By 30th September 2022, I had clocked up a total of over 2000 km of running in 2022. This milestone was a good opportunity to look at how I got to this point.

The code is shown below. First, we can make a histogram to look at the distance of runs.

From this type of plot it’s clear that my runs this year consist of a lot of 4-5 km runs and then a chunk of 21 km plus. This is because my run commute is ~5 km (5.5 km but with a summer-only shorter route of 4.4 km) and I do this a lot plus I do a weekly long run of at least 21.1 km.

A histogram like this obscures how much distance these runs contribute to the total, since one 10 km run is worth two 5 km runs. We need a better way to visualise this info.

Enter `treemap`

, a way to see this information more clearly.

## Treemap

This visualisation shows the total distance in each category as an area. The runs are organised into bins of 1 km distance and then grouped by 5 km distance intervals.
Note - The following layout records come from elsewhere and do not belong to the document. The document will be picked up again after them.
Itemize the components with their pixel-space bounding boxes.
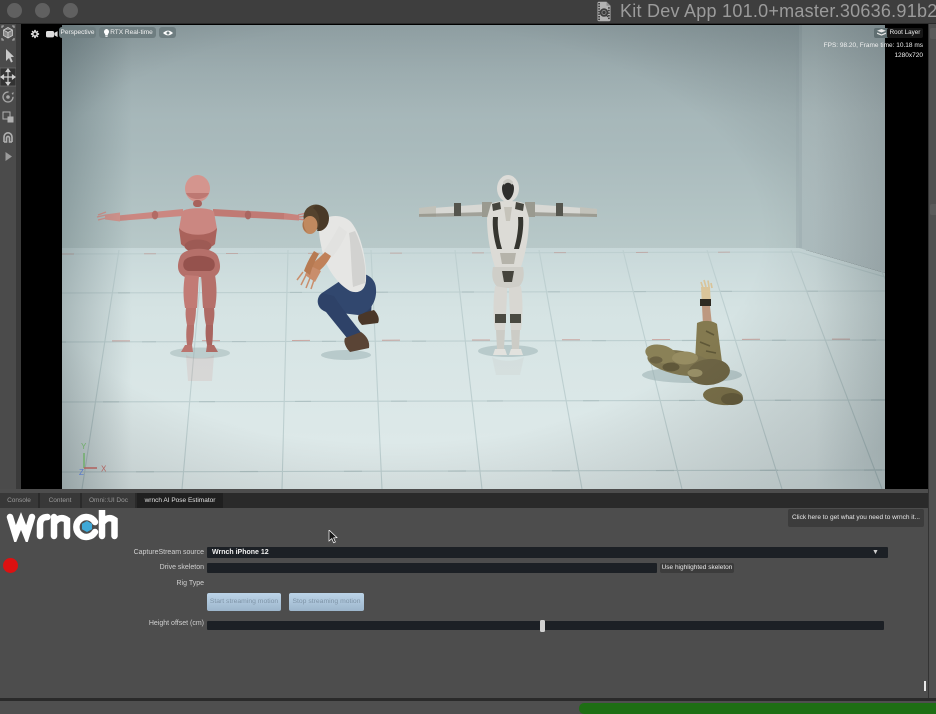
svg-text:Y: Y xyxy=(81,442,87,451)
svg-text:X: X xyxy=(101,465,107,474)
svg-text:Z: Z xyxy=(79,468,84,477)
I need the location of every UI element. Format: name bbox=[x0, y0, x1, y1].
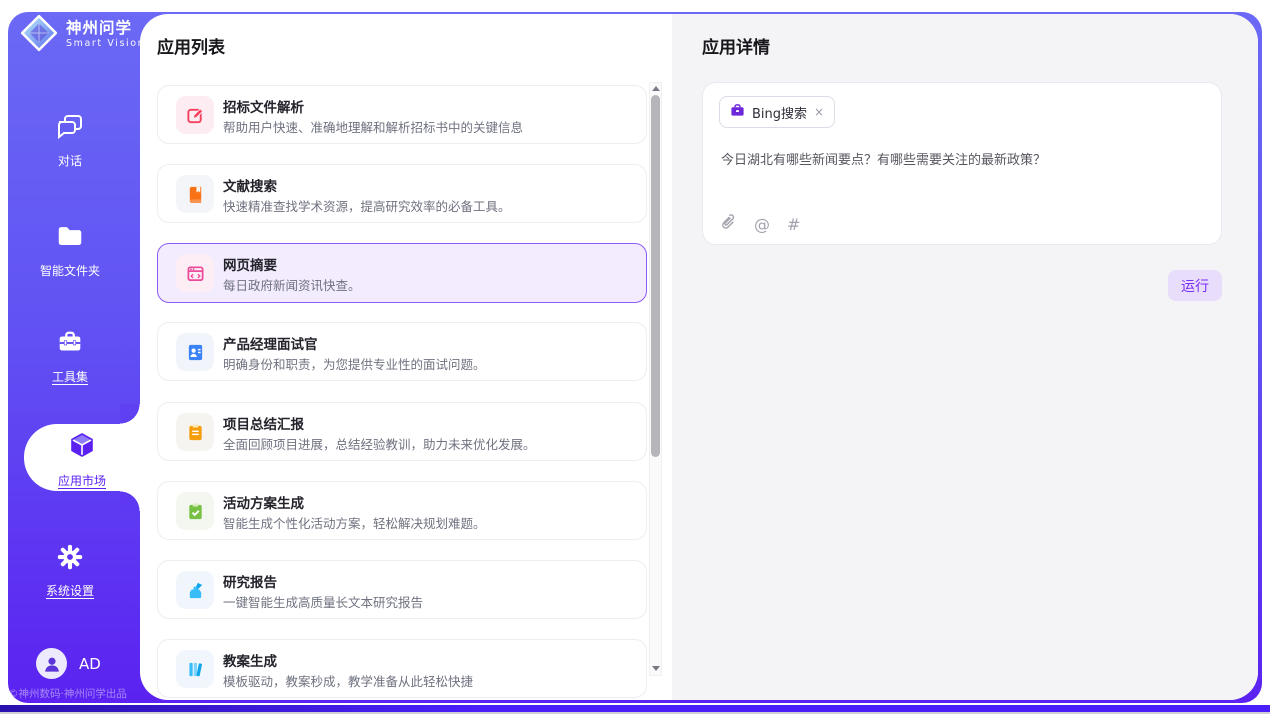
scroll-up-arrow-icon[interactable] bbox=[652, 86, 660, 91]
folder-icon bbox=[0, 222, 140, 256]
ink-icon bbox=[176, 571, 214, 609]
app-card-bid-parsing[interactable]: 招标文件解析 帮助用户快速、准确地理解和解析招标书中的关键信息 bbox=[157, 85, 647, 144]
scroll-down-arrow-icon[interactable] bbox=[652, 666, 660, 671]
clipboard-check-icon bbox=[176, 492, 214, 530]
browser-icon bbox=[176, 254, 214, 292]
app-title: 项目总结汇报 bbox=[223, 413, 304, 433]
sidebar-item-smart-folder[interactable]: 智能文件夹 bbox=[0, 222, 140, 279]
app-title: 网页摘要 bbox=[223, 254, 277, 274]
app-card-web-summary[interactable]: 网页摘要 每日政府新闻资讯快查。 bbox=[157, 243, 647, 303]
app-title: 招标文件解析 bbox=[223, 96, 304, 116]
sidebar-item-label: 智能文件夹 bbox=[0, 262, 140, 279]
paperclip-icon[interactable] bbox=[721, 213, 737, 235]
app-window: 神州问学 Smart Vision 对话 智能文件夹 bbox=[0, 0, 1270, 714]
app-desc: 一键智能生成高质量长文本研究报告 bbox=[223, 592, 423, 611]
chat-icon bbox=[0, 112, 140, 146]
user-avatar-icon bbox=[36, 648, 67, 679]
sidebar-item-label: 应用市场 bbox=[24, 472, 140, 489]
sidebar-item-label: 系统设置 bbox=[0, 582, 140, 599]
prompt-composer[interactable]: Bing搜索 × 今日湖北有哪些新闻要点？有哪些需要关注的最新政策？ @ # bbox=[702, 82, 1222, 245]
brand-logo: 神州问学 Smart Vision bbox=[20, 14, 145, 56]
hash-icon[interactable]: # bbox=[787, 215, 800, 234]
app-title: 教案生成 bbox=[223, 650, 277, 670]
app-card-event-plan[interactable]: 活动方案生成 智能生成个性化活动方案，轻松解决规划难题。 bbox=[157, 481, 647, 540]
edit-square-icon bbox=[176, 96, 214, 134]
sidebar-item-settings[interactable]: 系统设置 bbox=[0, 542, 140, 599]
active-nav-fillet-top bbox=[120, 404, 140, 424]
app-title: 活动方案生成 bbox=[223, 492, 304, 512]
interview-icon bbox=[176, 333, 214, 371]
app-card-pm-interviewer[interactable]: 产品经理面试官 明确身份和职责，为您提供专业性的面试问题。 bbox=[157, 322, 647, 381]
brand-tagline: Smart Vision bbox=[66, 39, 145, 49]
app-card-literature-search[interactable]: 文献搜索 快速精准查找学术资源，提高研究效率的必备工具。 bbox=[157, 164, 647, 223]
app-desc: 每日政府新闻资讯快查。 bbox=[223, 275, 361, 294]
active-nav-fillet-bottom bbox=[120, 491, 140, 511]
app-card-project-summary[interactable]: 项目总结汇报 全面回顾项目进展，总结经验教训，助力未来优化发展。 bbox=[157, 402, 647, 461]
sidebar-item-chat[interactable]: 对话 bbox=[0, 112, 140, 169]
app-title: 产品经理面试官 bbox=[223, 333, 318, 353]
sidebar-item-label: 工具集 bbox=[0, 368, 140, 385]
diamond-logo-icon bbox=[20, 14, 58, 56]
cube-icon bbox=[66, 447, 98, 466]
copyright-text: ©神州数码·神州问学出品 bbox=[8, 686, 148, 701]
sidebar-item-label: 对话 bbox=[0, 152, 140, 169]
app-desc: 快速精准查找学术资源，提高研究效率的必备工具。 bbox=[223, 196, 511, 215]
user-account[interactable]: AD bbox=[36, 648, 101, 679]
app-title: 研究报告 bbox=[223, 571, 277, 591]
sidebar-item-app-market[interactable]: 应用市场 bbox=[24, 430, 140, 489]
book-icon bbox=[176, 175, 214, 213]
tool-tag-label: Bing搜索 bbox=[752, 103, 807, 122]
tool-tag-bing-search[interactable]: Bing搜索 × bbox=[719, 96, 835, 128]
brand-name: 神州问学 bbox=[66, 20, 145, 37]
app-title: 文献搜索 bbox=[223, 175, 277, 195]
app-desc: 帮助用户快速、准确地理解和解析招标书中的关键信息 bbox=[223, 117, 523, 136]
app-card-research-report[interactable]: 研究报告 一键智能生成高质量长文本研究报告 bbox=[157, 560, 647, 619]
mention-icon[interactable]: @ bbox=[754, 215, 770, 234]
app-detail-title: 应用详情 bbox=[702, 33, 770, 58]
app-desc: 模板驱动，教案秒成，教学准备从此轻松快捷 bbox=[223, 671, 473, 690]
run-button[interactable]: 运行 bbox=[1168, 270, 1222, 301]
sidebar-item-toolset[interactable]: 工具集 bbox=[0, 328, 140, 385]
app-list-title: 应用列表 bbox=[157, 33, 225, 58]
app-desc: 全面回顾项目进展，总结经验教训，助力未来优化发展。 bbox=[223, 434, 536, 453]
briefcase-icon bbox=[730, 103, 745, 122]
books-icon bbox=[176, 650, 214, 688]
app-card-lesson-plan[interactable]: 教案生成 模板驱动，教案秒成，教学准备从此轻松快捷 bbox=[157, 639, 647, 698]
gear-icon bbox=[0, 542, 140, 576]
bottom-bar bbox=[0, 705, 1270, 712]
toolbox-icon bbox=[0, 328, 140, 362]
clipboard-icon bbox=[176, 413, 214, 451]
close-icon[interactable]: × bbox=[814, 105, 824, 119]
list-scrollbar-thumb[interactable] bbox=[651, 95, 660, 457]
user-name: AD bbox=[79, 655, 101, 673]
app-desc: 明确身份和职责，为您提供专业性的面试问题。 bbox=[223, 354, 486, 373]
query-text[interactable]: 今日湖北有哪些新闻要点？有哪些需要关注的最新政策？ bbox=[721, 149, 1201, 168]
app-desc: 智能生成个性化活动方案，轻松解决规划难题。 bbox=[223, 513, 486, 532]
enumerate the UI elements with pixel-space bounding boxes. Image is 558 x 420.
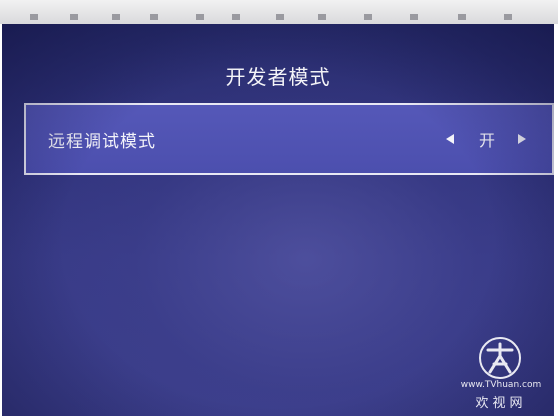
bezel-marker — [318, 14, 326, 20]
bezel-marker — [364, 14, 372, 20]
watermark: www.TVhuan.com 欢视网 — [456, 336, 546, 412]
page-title: 开发者模式 — [225, 65, 331, 89]
bezel-marker — [410, 14, 418, 20]
tv-bezel-top — [0, 0, 558, 24]
watermark-name: 欢视网 — [475, 396, 527, 411]
menu-item-remote-debug-mode[interactable]: 远程调试模式 开 — [24, 103, 554, 175]
bezel-marker — [232, 14, 240, 20]
triangle-right-icon[interactable] — [518, 134, 526, 144]
triangle-left-icon[interactable] — [446, 134, 454, 144]
bezel-marker — [30, 14, 38, 20]
bezel-marker — [458, 14, 466, 20]
watermark-url: www.TVhuan.com — [460, 380, 542, 390]
bezel-marker — [112, 14, 120, 20]
bezel-marker — [150, 14, 158, 20]
bezel-marker — [504, 14, 512, 20]
photo-frame: 开发者模式 远程调试模式 开 www.TVhuan.com 欢视网 — [0, 0, 558, 420]
bezel-marker — [276, 14, 284, 20]
menu-item-value: 开 — [478, 131, 495, 150]
menu-item-label: 远程调试模式 — [48, 132, 156, 152]
tvhuan-logo-icon — [479, 337, 521, 379]
bezel-marker — [70, 14, 78, 20]
bezel-marker — [196, 14, 204, 20]
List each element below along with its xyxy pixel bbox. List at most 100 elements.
Although the runs of 20-25 km in distance were far fewer in number, they make up more distance than the 5-10 km bracket. This was not so easy to see in the histogram.

## The code

```
library(treemap)
library(ggplot2)
library(dplyr)
# load the data (output from process_data() within a timeframe of interest)
all_data <- read.csv("Output/Data/alldata_2022-01-01_2022-12-31.txt",sep = "\t")
# make histogram of running distances
p <- ggplot(all_data, aes(x = Distance)) +
geom_histogram(breaks = seq(from = 0, to = 45, by = 1)) +
labs(x = "Distance (km)", y = "Runs")
ggsave("Output/Plots/distanceHist.png", p)
# bin the data at 5 km and 1 km resolution
all_data <- all_data %>%
mutate(km5 = cut(Distance, breaks = seq(from = 0, to = 45, by = 5)),
km1 = cut(Distance, breaks = seq(from = 0, to = 45, by = 1)))
# two functions to rename the categories
rename_km5 <- function(x) {
x <- sub("\\(", "", x)
x <- sub("\\]", " km", x)
x <- sub(",", " - ", x)
return(x)
}
rename_km1 <- function(x) {
x <- sub("\\(", "", x)
x <- sub(",[[:digit:]]+\\]", "", x)
return(x)
}
# rename the categories to give nice labels
all_data$labelkm5 <- rename_km5(all_data$km5)
all_data$labelkm1 <- rename_km1(all_data$km1)
# PNG device
png("Output/Plots/tremap.png", width = 800, height = 800)
treemap(all_data,
index = c("labelkm5","labelkm1"),
vSize = "Distance",
type = "index",
align.labels=list(
c("left", "top"),
c("center", "center")
),
palette = "Set2",
overlap.labels = 1,
title="")
dev.off()
```

A few comments on the code for anyone interested in replicating the plot. The data loaded in are runs within a time-frame of interest. I generated the file to load using some code I wrote previously. All that is needed is a dataframe of runs with a column called Distance.

Binning the data can be done with `mutate`

and `cut`

this factorises the distances into defined bin widths. Unfortunately, the names of the bins don’t look great on the plot, so I made two functions to reformat them to something nice. In this was `(0,5]`

turns into `0 - 5 km`

for example.

There’s several ways to customise the Treemap and I didn’t go crazy optimising it. The palette (Set2) looked good to me and specifying type as index worked well for my needs.

—

The post title comes from “Get Miles” by Gomez from their debut LP “Bring It On”.

Looks nice. Thanks for sharing the code!

Thank you!

Have you tried a self-weighted histogram? Each value is weighted by itself.

Great suggestion.

p2 <- ggplot(all_data, aes(x = Distance, weight = Distance)) + geom_histogram(breaks = seq(from = 0, to = 45, by = 1)) + labs(x = "Distance (km)", y = "Total (km)")

This is a good way to show the total distance in each bin.